De beloningsverschillen tussen mannen en vrouwen worden kleiner. Dit komt onder andere door een stijgend opleidingsniveau van vrouwen. Jonge vrouwen verdienen bijvoorbeeld meer dan jonge mannen. Zo laat het CBS onderzoek ‘Gelijk loon voor gelijk werk?’ zien.
In het onderzoek corrigeerde CBS de beloningsverschillen voor een twintigtal relevante kenmerken. Of de verschillen die overblijven na deze correctie komen door seksediscriminatie of andere oorzaken kon CBS met het onderzoek niet vaststellen.
Er zijn nog altijd loonverschillen tussen mannen en vrouwen.

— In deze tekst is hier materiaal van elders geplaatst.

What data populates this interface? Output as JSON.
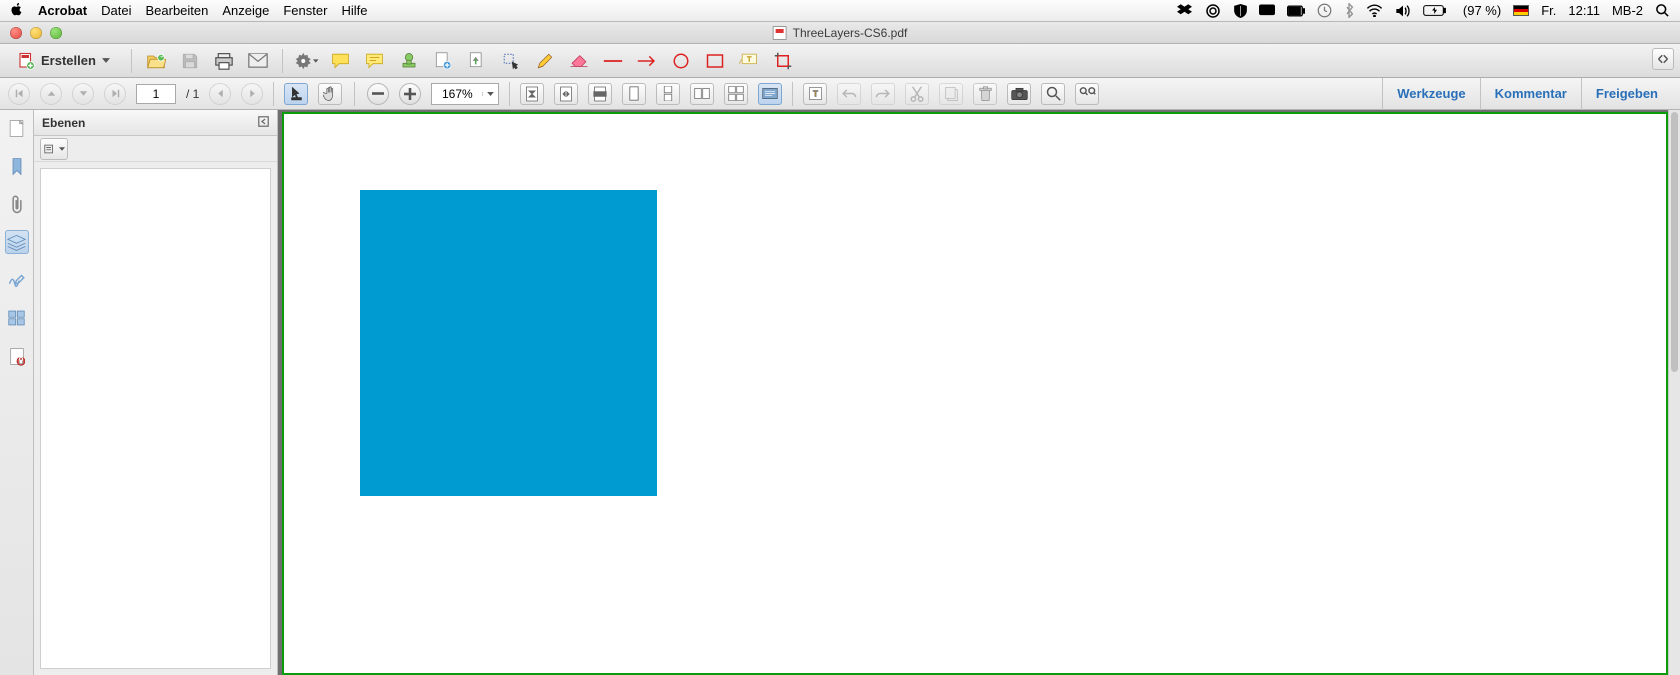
{
  "mac": {
    "app_name": "Acrobat",
    "menus": [
      "Datei",
      "Bearbeiten",
      "Anzeige",
      "Fenster",
      "Hilfe"
    ],
    "battery": "(97 %)",
    "day": "Fr.",
    "time": "12:11",
    "user": "MB-2"
  },
  "window": {
    "filename": "ThreeLayers-CS6.pdf"
  },
  "toolbar": {
    "create_label": "Erstellen"
  },
  "nav": {
    "page_current": "1",
    "page_total": "/  1",
    "zoom": "167%"
  },
  "right_tabs": {
    "tools": "Werkzeuge",
    "comment": "Kommentar",
    "share": "Freigeben"
  },
  "panel": {
    "title": "Ebenen"
  }
}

Deze verschillen hebben voor een belangrijk deel te maken met factoren zoals opleidingsniveau, beroepsniveau, deeltijd- of voltijdwerk en werkervaring.
Als CBS rekening houdt met de twintig achtergrondkenmerken verdienden in 2008 vrouwen bij de overheid nog 7 procent minder dan mannen. Dat was in 2014 gedaald tot 5 procent. In dezelfde periode daalde het verschil in het bedrijfsleven van 9 naar 7 procent.
Zonder dat CBS de twintig achtergrondkenmerken meeneemt, vertonen de cijfers een soortgelijke trend. De beloningsverschillen zijn wel groter. In 2008 verdienden vrouwen bij de overheid dan 16 procent minder dan mannen. Dit was in 2014 nog 10 procent. In het bedrijfsleven nam het verschil in dezelfde periode af van 22 naar 20 procent.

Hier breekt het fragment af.